Kuasa hukum Nikita Mirzani, Marulitua Sianturi, menyampaikan tuntutan agar para tergugat membayar ganti rugi dengan nilai fantastis, yakni lebih dari Rp 240 miliar. Tuntutan itu mencakup kerugian materiil dan immateriil yang diklaim dialami kliennya.
“Menghukum para tergugat secara tanggung renteng untuk mengganti kerugian yang dialami para penggugat akibat kelalaian atau kesembronoan, yang jika dihitung sejak 14 November 2024 hingga September 2025 sebesar Rp 4.000.000.000 (empat miliar rupiah) per bulan dikalikan 10 bulan, sehingga berjumlah Rp 40.000.000.000 (empat puluh miliar rupiah), sejak putusan ini berkekuatan hukum tetap atau inkracht,” sebut Marulitua.
Tak hanya kerugian materiil, pihak Nikita Mirzani juga menuntut ganti rugi immateriil dengan nilai jauh lebih besar. Dalam gugatan tersebut, angka yang diajukan mencapai Rp 200 miliar.
“Menghukum para tergugat untuk membayar ganti rugi immateriil sebesar Rp 200.000.000.000 atau jumlah lain yang ditetapkan secara ex aequo et bono menurut kebijaksanaan Majelis Hakim,” lanjutnya.

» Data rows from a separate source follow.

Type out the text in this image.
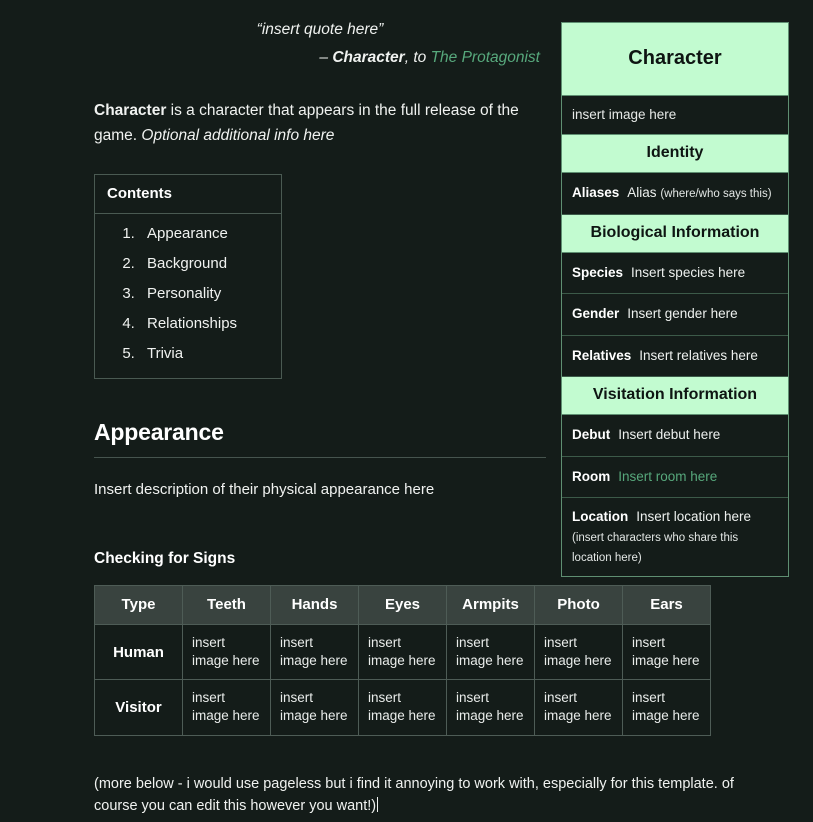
“insert quote here”

– Character, to The Protagonist

Character is a character that appears in the full release of the game. Optional additional info here

Contents
1. Appearance
2. Background
3. Personality
4. Relationships
5. Trivia
Appearance

Insert description of their physical appearance here

Checking for Signs
Type	Teeth	Hands	Eyes	Armpits	Photo	Ears
Human	insert
image here	insert
image here	insert
image here	insert
image here	insert
image here	insert
image here
Visitor	insert
image here	insert
image here	insert
image here	insert
image here	insert
image here	insert
image here
(more below - i would use pageless but i find it annoying to work with, especially for this template. of course you can edit this however you want!)
Character
insert image here
Identity
Aliases Alias (where/who says this)
Biological Information
Species Insert species here
Gender Insert gender here
Relatives Insert relatives here
Visitation Information
Debut Insert debut here
Room Insert room here
Location Insert location here (insert characters who share this location here)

Usai persidangan, kuasa hukum Nikita Mirzani lainnya, Usman Lawara, kembali menegaskan besaran tuntutan yang diajukan. Ia menyebut total nilai gugatan merupakan akumulasi dari berbagai kerugian yang dialami kliennya.

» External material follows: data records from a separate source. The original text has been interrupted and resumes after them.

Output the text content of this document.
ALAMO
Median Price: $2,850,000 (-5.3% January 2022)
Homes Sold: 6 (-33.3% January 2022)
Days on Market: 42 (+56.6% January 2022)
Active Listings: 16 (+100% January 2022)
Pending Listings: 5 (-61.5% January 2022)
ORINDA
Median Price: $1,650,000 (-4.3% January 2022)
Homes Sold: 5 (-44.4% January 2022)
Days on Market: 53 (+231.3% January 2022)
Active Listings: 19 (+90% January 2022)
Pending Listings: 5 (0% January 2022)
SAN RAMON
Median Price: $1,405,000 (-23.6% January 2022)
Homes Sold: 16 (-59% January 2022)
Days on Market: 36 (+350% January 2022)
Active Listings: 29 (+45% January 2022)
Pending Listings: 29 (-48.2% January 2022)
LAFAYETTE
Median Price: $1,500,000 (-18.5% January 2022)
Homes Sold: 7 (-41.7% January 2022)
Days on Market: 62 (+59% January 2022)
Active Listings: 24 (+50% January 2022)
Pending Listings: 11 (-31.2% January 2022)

“Nominal kerugian immateriilnya Rp 200 miliar, sedangkan kerugian materiil beserta bunganya kurang lebih Rp 40 miliar, dan lain sebagainya,” ujar Usman seusai sidang.
Dalam pemaparan awal perkara, Usman menjelaskan duduk perkara yang menjadi dasar gugatan. Salah satunya berkaitan dengan dana Rp 4 miliar yang disebut sebagai hasil kesepakatan antara Nikita Mirzani dan Reza Gladys.
Menurutnya, kesepakatan tersebut bermula dari kerja sama promosi berupa ulasan positif terhadap produk milik Reza Gladys. Namun, perjanjian itu diklaim tidak dijalankan sesuai kesepakatan awal.
“Angka itu kemudian diingkari oleh para tergugat, dalam hal ini RG dan suaminya, dengan mendalilkan adanya keterpaksaan. Padahal, dalam hukum perdata, jika memang ada keterpaksaan, seharusnya dilakukan pembatalan atau penolakan atas kesepakatan tersebut,” tutur Usman.


:quality(80):format(jpeg)/posts/2025-12/16/featured-83448cb0b52255a644155126b61c2f06_1765879224-b.jpg)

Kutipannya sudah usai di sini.